Another Word For It Patrick Durusau on Topic Maps and Semantic Diversity

May 7, 2013

VIVO (Update)

Filed under: Semantic Web,VIVO — Patrick Durusau @ 2:43 pm

Seeing the webinar on ViVO, Semantic Mashups Across Large, Heterogeneous Institutions:… reminded me it had been more than a year since I had visited the VIVO site (VIVO – An interdisciplinary national network).

I visited VIVO today and they appear to have the same seven (7) institutional sponsors as they did in March of 2012.

I did not find a list of other institutions that have downloaded and installed VIVO.

The University of Pennsylvania Veterinary Library has but I did not see any others.

Does anyone else have a feel for the use of this project?

Thanks!

Semantic Mashups Across Large, Heterogeneous Institutions:…

Filed under: Semantic Web,VIVO — Patrick Durusau @ 2:33 pm

Semantic Mashups Across Large, Heterogeneous Institutions: Experiences from the VIVO Service

May 22, 2013
1:00 – 2:30 p.m. (Eastern Time)

About the webinar:

VIVO is a semantic web application focused on discovering researchers and research publications in the life sciences. The service, which uses open-source software originally developed and implemented at Cornell University, operates by harvesting data about researcher interests, activities, and accomplishments from academic, administrative, professional, and funding sources. Using a built-in, editable ontology for describing things such as People, Courses, and Publications, data is transformed into a Semantic-Web-compliant form. VIVO provides automated and self-updating processes for improving data quality and authenticity. Starting with a classic Google-style search box, VIVO users can browse search results structured around people, research interests, courses, publications, and the like — data that can be exposed for re-use by other systems in a machine-readable format.

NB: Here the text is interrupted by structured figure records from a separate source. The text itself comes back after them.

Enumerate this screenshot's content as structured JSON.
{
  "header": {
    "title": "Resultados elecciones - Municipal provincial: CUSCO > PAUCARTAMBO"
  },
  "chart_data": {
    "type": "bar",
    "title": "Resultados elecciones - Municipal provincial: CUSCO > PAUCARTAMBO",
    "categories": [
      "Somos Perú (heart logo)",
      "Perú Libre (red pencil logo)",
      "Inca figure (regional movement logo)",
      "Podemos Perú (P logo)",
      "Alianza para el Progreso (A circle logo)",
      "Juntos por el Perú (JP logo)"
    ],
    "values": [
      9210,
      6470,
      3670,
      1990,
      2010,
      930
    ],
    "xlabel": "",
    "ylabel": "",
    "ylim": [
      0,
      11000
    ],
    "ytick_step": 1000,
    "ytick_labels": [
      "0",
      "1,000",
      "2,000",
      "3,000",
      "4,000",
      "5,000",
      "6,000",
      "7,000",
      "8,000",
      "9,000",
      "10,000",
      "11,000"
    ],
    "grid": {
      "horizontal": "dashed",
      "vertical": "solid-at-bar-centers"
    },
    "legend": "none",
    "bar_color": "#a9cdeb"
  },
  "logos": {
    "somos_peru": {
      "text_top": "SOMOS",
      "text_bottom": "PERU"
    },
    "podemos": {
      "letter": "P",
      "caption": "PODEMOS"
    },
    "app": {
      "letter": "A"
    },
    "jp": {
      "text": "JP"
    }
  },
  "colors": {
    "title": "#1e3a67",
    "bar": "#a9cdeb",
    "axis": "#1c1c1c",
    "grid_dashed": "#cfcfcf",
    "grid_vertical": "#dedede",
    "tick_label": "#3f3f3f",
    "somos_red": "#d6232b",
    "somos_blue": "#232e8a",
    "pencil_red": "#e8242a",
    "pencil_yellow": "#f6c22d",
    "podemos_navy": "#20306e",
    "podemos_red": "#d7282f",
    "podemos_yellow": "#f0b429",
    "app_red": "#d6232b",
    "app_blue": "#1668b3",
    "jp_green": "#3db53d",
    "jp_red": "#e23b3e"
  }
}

This webinar, held by a veteran at the Albert R. Mann Library Information Technology Services department at Cornell, where the VIVO project was born, presents the perspective of a software developer on the practicalities of building a high-quality Semantic-Web search service on existing data maintained in dozens of formats and software platforms at large, diverse institutions. The talk will highlight services that leverage the Semantic Web platform in innovative ways, e.g., for finding researchers based on the text content of a particular Web page and for visualizing networks of collaboration across institutions.

Hosted by NISO, you may want to check the registration fees before deciding to attend. Or having a member of your department to attend and share what they learn.

March 22, 2012

VIVO – An interdisciplinary national network

Filed under: Semantic Web,VIVO — Patrick Durusau @ 7:42 pm

VIVO – An interdisciplinary national network

From the “about” page:

VIVO enables the discovery of researchers across institutions. Participants in the network include institutions with local installations of VIVO or those with research discovery and profiling applications that can provide semantic web!-compliant data. The information accessible through VIVO’s search and browse capability will reside and be controlled locally, within institutional VIVOs or other semantic web-compliant applications.

VIVO is an open source semantic web application originally developed and implemented at Cornell. When installed and populated with researcher interests, activities, and accomplishments, it enables the discovery of research and scholarship across disciplines at that institution and beyond. VIVO supports browsing and a search function which returns faceted results for rapid retrieval of desired information. Content in any local VIVO installation may be maintained manually, brought into VIVO in automated ways from local systems of record, such as HR, grants, course, and faculty activity databases, or from database providers such as publication aggregators and funding agencies.

The rich semantically structured data in VIVO support and facilitate research discovery. Examples of applications that consume these rich data include: visualizations, enhanced multi-site search through VIVO Search, and applications such as VIVO Searchlight, a browser bookmarklet which uses text content of any webpage to search for relevant VIVO profiles, and the Inter-Institutional Collaboration Explorer, an application which allows visualization of collaborative institutional partners, among others.

Download the VIVO flyer.

Would be very interested to hear from adopters outside of the current “collaborative institutional partners.”

I don’t doubt that VIVO will prove to be useful but as you know, I am interested in collaborations that lie just beyond the reach of any particular framework.